The problem in public CompressorInputStream createCompressorInputStream(InputStream) is it directly calls static methods on the XZCompressorInputStream class which aren't in the classpath.
if (BZip2CompressorInputStream.matches(signature, signatureLength)) { return new BZip2CompressorInputStream(in); } if (GzipCompressorInputStream.matches(signature, signatureLength)) { return new GzipCompressorInputStream(in); } if (XZCompressorInputStream.matches(signature, signatureLength)) { return new XZCompressorInputStream(in); } if (Pack200CompressorInputStream.matches(signature, signatureLength)) return new Pack200CompressorInputStream(in);
Ass you can see, the XZCompressorInputStream.matches() method is a static method.

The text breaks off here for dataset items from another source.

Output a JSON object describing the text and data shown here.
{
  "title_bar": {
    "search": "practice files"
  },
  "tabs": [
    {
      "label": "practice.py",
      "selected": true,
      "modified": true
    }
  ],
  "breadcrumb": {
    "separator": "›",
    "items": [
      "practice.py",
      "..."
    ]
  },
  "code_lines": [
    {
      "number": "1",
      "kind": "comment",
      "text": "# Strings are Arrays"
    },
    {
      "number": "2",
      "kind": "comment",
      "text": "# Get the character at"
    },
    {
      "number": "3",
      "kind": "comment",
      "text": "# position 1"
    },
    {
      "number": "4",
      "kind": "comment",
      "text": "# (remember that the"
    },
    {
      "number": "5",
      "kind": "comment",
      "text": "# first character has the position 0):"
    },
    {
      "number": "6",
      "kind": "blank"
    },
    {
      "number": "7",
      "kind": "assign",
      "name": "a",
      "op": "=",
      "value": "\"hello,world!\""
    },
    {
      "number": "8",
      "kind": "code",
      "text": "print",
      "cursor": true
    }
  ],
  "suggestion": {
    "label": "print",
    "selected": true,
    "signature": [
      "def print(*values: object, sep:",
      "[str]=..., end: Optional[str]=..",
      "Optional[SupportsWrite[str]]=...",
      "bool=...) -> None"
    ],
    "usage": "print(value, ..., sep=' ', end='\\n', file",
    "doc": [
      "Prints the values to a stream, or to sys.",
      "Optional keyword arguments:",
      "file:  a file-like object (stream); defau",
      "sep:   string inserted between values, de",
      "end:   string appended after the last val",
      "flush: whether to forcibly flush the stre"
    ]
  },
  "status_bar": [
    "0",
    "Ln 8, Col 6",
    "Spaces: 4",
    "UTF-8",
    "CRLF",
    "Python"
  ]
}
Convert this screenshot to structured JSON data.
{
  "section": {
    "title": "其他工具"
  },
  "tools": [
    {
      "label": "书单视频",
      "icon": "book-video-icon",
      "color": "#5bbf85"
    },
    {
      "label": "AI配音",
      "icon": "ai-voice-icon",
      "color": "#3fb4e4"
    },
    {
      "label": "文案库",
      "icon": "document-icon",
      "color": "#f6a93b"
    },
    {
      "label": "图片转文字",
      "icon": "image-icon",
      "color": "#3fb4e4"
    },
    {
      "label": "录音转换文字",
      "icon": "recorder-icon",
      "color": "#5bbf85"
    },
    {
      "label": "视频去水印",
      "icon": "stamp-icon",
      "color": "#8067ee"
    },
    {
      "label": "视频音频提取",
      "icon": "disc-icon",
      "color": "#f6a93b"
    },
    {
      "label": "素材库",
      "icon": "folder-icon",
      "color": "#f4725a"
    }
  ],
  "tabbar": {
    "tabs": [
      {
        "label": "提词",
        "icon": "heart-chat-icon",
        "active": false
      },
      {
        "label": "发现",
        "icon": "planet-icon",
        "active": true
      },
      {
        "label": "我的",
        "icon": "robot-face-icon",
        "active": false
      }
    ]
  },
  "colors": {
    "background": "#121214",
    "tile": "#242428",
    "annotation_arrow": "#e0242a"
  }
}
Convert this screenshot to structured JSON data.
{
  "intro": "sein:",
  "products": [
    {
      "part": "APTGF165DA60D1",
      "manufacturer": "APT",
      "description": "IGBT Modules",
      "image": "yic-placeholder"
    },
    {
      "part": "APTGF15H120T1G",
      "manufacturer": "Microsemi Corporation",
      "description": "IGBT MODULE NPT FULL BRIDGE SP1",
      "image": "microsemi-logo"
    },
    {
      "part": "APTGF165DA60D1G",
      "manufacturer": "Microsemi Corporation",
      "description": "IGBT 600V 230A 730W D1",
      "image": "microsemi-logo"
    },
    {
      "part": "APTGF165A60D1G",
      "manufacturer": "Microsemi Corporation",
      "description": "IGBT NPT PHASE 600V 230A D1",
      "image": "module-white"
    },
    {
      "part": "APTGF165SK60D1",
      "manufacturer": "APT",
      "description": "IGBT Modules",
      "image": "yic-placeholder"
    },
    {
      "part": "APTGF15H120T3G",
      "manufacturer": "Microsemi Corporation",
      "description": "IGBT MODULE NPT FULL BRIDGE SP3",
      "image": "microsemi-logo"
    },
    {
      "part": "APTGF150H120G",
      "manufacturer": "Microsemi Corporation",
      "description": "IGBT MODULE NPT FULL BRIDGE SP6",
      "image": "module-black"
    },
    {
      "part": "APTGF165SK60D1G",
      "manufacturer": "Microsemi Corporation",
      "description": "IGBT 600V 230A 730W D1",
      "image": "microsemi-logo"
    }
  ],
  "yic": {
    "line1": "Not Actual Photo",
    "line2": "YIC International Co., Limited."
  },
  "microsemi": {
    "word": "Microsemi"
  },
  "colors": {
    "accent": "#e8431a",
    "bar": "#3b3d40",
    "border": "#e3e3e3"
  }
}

When the class loader loads this class, it tries to load the import statements at the top of XZCompressorInputStream:
import org.apache.commons.compress.compressors.CompressorInputStream; import org.tukaani.xz.SingleXZInputStream; import org.tukaani.xz.XZ; import org.tukaani.xz.XZInputStream;
And, since these org.tukaani.xz classes don't exist, a NoClassDefFoundError exception is thrown.
java.lang.NoClassDefFoundError: org/tukaani/xz/XZInputStream at org.apache.commons.compress.compressors.CompressorStreamFactory.createCompressorInputStream(CompressorStreamFactory.java:120) at org.apache.tika.parser.pkg.ZipContainerDetector.detectCompressorFormat(ZipContainerDetector.java:95) at org.apache.tika.parser.pkg.ZipContainerDetector.detect(ZipContainerDetector.java:81) at org.apache.tika.detect.CompositeDetector.detect(CompositeDetector.java:61) at com.lookout.mimetype.TikaResourceMetadataFactory.createMetadata(TikaResourceMetadataFactory.java:166) at com.lookout.mimetype.TikaResourceMetadataFactory.createMetadata(TikaResourceMetadataFactory.java:112) (...) Caused by: java.lang.ClassNotFoundException: org.tukaani.xz.XZInputStream at java.net.URLClassLoader$1.run(URLClassLoader.java:202) at java.security.AccessController.doPrivileged(Native Method) at java.net.URLClassLoader.findClass(URLClassLoader.java:190) at java.lang.ClassLoader.loadClass(ClassLoader.java:306) at sun.misc.Launcher$AppClassLoader.loadClass(Launcher.java:301) at java.lang.ClassLoader.loadClass(ClassLoader.java:247)
The appropriate approach is to see if the classes exist before trying to use them. If they fail, then XZ is not supported and ZipContainerDetector.detect will not support XZ files.